SAN FRANCISCO—According to analysts, Intel Corp.s addition of 64-bit extensions to its 32-bit Xeon line could force Advanced Micro Devices Inc.s own 64-bit processor line to compete on price, not technology.
Meanwhile on Wednesday, AMD introduced several new lines of 64-bit Opteron processors, including new low-power versions, and lowered the prices of several current parts.
The market tremor occurred on Tuesday at Intel Developer Forum here, when Intel chief executive Craig Barrett announced that the companys code-name Nocona, a two-way server processor and a member of its Xeon line, will add the 64-bit extensions beginning in the second quarter. And a “Potomac” derivative designed for servers with the extensions will enter the market early next year, the company said.
Although the Opteron is a 64-bit processor, AMD has positioned it directly against the 32-bit Xeon, even pricing the chip at the same price as the Xeon.
Now that Intel has followed AMDs lead into the market for 64-bit computing, the leveled playing field could play to Intels advantage over the long term, analysts said. In the short term, AMD will have the market all to itself, and the advantage of an established customer base and infrastructure.
Over time, however, analysts said the capabilities of both the Opteron as well as the Xeon processors will more broadly overlap, meaning that price will become more of a lever in winning sales.
Vendors that offer systems based on both the Opteron and the Xeon were expected to continue to support both processors.
“Customer choice will guide our positioning,” said Jeff Benck, vice president for IBMs eServer BladeCentre in Armonk, N.Y.
“Today our e325 is a great price/performance 1U platform. Our current x335 today is Xeon-based and has many additional enterprise features and once the Xeon with 64-bit extensions are available, it will support that too. So we will be able to offer 64-bit extensions across our uni[processor] and two-way platforms regardless of whether it is Intel or AMD. And that gives customers the ability to choose whats best for them.”
Officials at Hewlett-Packard Corp. of Palo Alto, Calif., also said that the company plans to design systems around the forthcoming 64-bit Xeons, even as the company reportedly evaluates Opteron-based systems for launch later this quarter.
AMD Seeks to Change
But what may eventually guide those customers is, in a word, “price”, according to Dean McCarron, an analyst with Mercury Research Corp. of Cave Creek, Ariz.
“The reality is that AMD always positioned the Opteron against the Xeon,” added Mike Feibus, principal at TechKnowledge Strategies Inc., Scottsdale, Ariz.
Meanwhile, AMD may have fired an early shot in the price war Tuesday when it lowered prices on many of its Opteron processors, especially its high-end 800 series.

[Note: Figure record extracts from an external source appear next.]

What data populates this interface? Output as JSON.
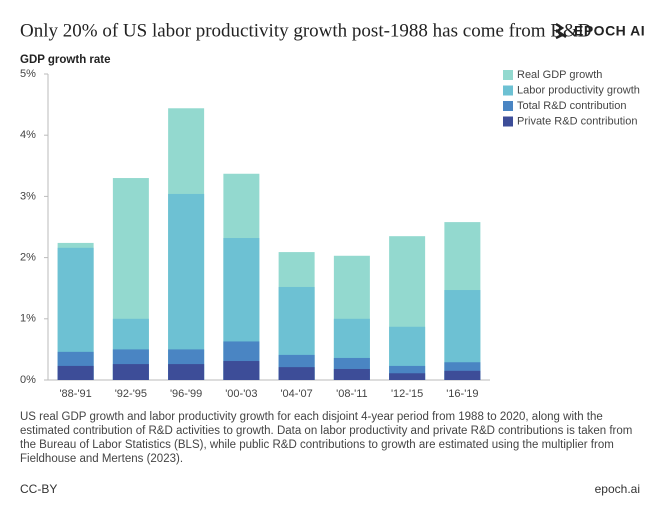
{
  "chart_data": {
    "type": "overlaid_bar",
    "title": "Only 20% of US labor productivity growth post-1988 has come from R&D",
    "brand": "EPOCH AI",
    "y_label": "GDP growth rate",
    "categories": [
      "'88-'91",
      "'92-'95",
      "'96-'99",
      "'00-'03",
      "'04-'07",
      "'08-'11",
      "'12-'15",
      "'16-'19"
    ],
    "series": [
      {
        "name": "Real GDP growth",
        "color": "#93d9cf",
        "values": [
          2.24,
          3.3,
          4.44,
          3.37,
          2.09,
          2.03,
          2.35,
          2.58
        ]
      },
      {
        "name": "Labor productivity growth",
        "color": "#6dc1d3",
        "values": [
          2.16,
          1.0,
          3.04,
          2.32,
          1.52,
          1.0,
          0.87,
          1.47
        ]
      },
      {
        "name": "Total R&D contribution",
        "color": "#4a85c3",
        "values": [
          0.46,
          0.5,
          0.5,
          0.63,
          0.41,
          0.36,
          0.23,
          0.29
        ]
      },
      {
        "name": "Private R&D contribution",
        "color": "#3d4d98",
        "values": [
          0.23,
          0.26,
          0.26,
          0.31,
          0.21,
          0.18,
          0.11,
          0.15
        ]
      }
    ],
    "ylim": [
      0,
      5
    ],
    "yticks": [
      {
        "value": 0,
        "label": "0%"
      },
      {
        "value": 1,
        "label": "1%"
      },
      {
        "value": 2,
        "label": "2%"
      },
      {
        "value": 3,
        "label": "3%"
      },
      {
        "value": 4,
        "label": "4%"
      },
      {
        "value": 5,
        "label": "5%"
      }
    ],
    "legend_position": "upper right",
    "caption": "US real GDP growth and labor productivity growth for each disjoint 4-year period from 1988 to 2020, along with the estimated contribution of R&D activities to growth. Data on labor productivity and private R&D contributions is taken from the Bureau of Labor Statistics (BLS), while public R&D contributions to growth are estimated using the multiplier from Fieldhouse and Mertens (2023).",
    "license": "CC-BY",
    "source": "epoch.ai"
  }
}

AMD cut the price of its 848 and 846 chips by nearly 50 percent, reducing their tags to $1,514 and $1,165, respectively. The company also cut the price of the Opteron 842 and Opteron 840 to $698, an indication that AMD will cut the slower chip from its portfolio. The chipmaker also made smaller cuts across its remaining Opteron processors.
Currently, Intels multiprocessor Xeons range in price from a 1.5-GHz Xeon for $1,177 to $3,692 for a 2.8-GHz model.

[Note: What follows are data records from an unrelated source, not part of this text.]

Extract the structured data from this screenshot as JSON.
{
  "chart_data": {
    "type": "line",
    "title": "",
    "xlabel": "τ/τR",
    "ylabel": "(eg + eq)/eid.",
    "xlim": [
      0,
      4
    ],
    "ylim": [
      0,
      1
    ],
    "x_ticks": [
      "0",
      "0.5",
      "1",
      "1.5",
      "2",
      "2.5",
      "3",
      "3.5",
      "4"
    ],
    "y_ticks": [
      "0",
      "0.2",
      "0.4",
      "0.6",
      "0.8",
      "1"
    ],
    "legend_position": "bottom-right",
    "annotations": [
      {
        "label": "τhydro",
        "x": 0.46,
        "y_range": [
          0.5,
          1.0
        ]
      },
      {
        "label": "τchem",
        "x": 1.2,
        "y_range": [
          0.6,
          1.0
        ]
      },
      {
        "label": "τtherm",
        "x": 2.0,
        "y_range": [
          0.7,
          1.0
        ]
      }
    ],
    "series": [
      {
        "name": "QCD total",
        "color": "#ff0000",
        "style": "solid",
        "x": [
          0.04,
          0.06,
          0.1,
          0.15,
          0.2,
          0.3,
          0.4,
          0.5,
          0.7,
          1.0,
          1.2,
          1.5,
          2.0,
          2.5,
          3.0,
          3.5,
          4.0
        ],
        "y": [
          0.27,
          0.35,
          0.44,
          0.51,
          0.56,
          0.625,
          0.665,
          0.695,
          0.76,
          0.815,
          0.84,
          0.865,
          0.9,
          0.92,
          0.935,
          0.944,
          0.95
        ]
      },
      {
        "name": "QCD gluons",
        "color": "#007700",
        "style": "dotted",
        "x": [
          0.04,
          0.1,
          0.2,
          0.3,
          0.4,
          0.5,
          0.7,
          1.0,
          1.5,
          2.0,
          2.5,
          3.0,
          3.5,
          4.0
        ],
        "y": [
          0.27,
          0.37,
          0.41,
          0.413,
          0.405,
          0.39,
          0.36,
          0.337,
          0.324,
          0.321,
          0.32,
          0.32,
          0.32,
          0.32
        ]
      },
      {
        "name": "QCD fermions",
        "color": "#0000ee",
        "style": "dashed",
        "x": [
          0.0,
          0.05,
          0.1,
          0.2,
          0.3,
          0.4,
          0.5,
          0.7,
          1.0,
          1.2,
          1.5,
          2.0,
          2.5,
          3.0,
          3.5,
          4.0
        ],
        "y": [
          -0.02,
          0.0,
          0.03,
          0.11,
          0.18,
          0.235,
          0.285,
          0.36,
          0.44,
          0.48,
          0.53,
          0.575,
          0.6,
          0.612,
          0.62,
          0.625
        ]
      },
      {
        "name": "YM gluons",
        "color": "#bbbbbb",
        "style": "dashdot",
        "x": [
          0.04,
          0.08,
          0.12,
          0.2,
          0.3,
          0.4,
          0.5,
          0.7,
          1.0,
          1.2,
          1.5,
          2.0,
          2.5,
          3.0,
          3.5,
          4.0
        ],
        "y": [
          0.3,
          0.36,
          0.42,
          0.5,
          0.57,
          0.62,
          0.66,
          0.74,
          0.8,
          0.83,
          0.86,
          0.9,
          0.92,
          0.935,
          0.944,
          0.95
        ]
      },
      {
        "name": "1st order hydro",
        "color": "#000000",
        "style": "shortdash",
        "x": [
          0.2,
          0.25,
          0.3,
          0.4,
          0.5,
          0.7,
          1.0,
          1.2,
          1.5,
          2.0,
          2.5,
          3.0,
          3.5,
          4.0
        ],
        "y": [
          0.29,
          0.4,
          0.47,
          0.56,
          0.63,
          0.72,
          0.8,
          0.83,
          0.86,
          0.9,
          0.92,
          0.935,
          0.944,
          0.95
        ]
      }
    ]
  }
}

AMD also has some other arrows in its quiver. On Tuesday, AMD released two new low-power versions, the Opteron 846HE and Opteron 840EE, which consume 55 and 30 watts of power, respectively. Both are designed for servers with four or more processors.
Conversely, a GHz Xeon MP with 1 MB of L2 cache consumes about 57 watts and Intels fastest 2.8-GHz Xeon MP chip consumes 72 watts.
In addition, Microsoft may also require a hardware abstraction layer for Intels new 64-bit Xeons to make them fully compatible with its Windows Server 2003 Extended Edition, which was originally designed for the AMD Opteron, according to Kimball Brown, a former Dataquest analyst and vice president of business development for ServerWorks, a server chipset division of Broadcom Corp.
AMD officials also said that the 32-bit performance of the Opteron will remain superior to the Xeon, even after the enhancements are added.
“Were still differentiating our processor lineup in the same way since we introduced them,” said AMD spokeswoman Amy Stansbury. “In addition to 64-bit complexity, well be better on industry-standard benchmarks as well.” The differences lie in the microarchitectural construction of the chips, she said.
But for now, AMDs advantage remains secure.
“This year Xeon cant compete with Opteron,” said Peter Glaskowsky, an analyst with In-Stat/MDR in San Jose, Calif., who said AMD will eventually design multicore Opterons that imitate Intels chip-level multithreading, called hyperthreading.
“AMD has a really good argument for many years,” Glaskowsky said. Over time, however, its advantage will wane, he added.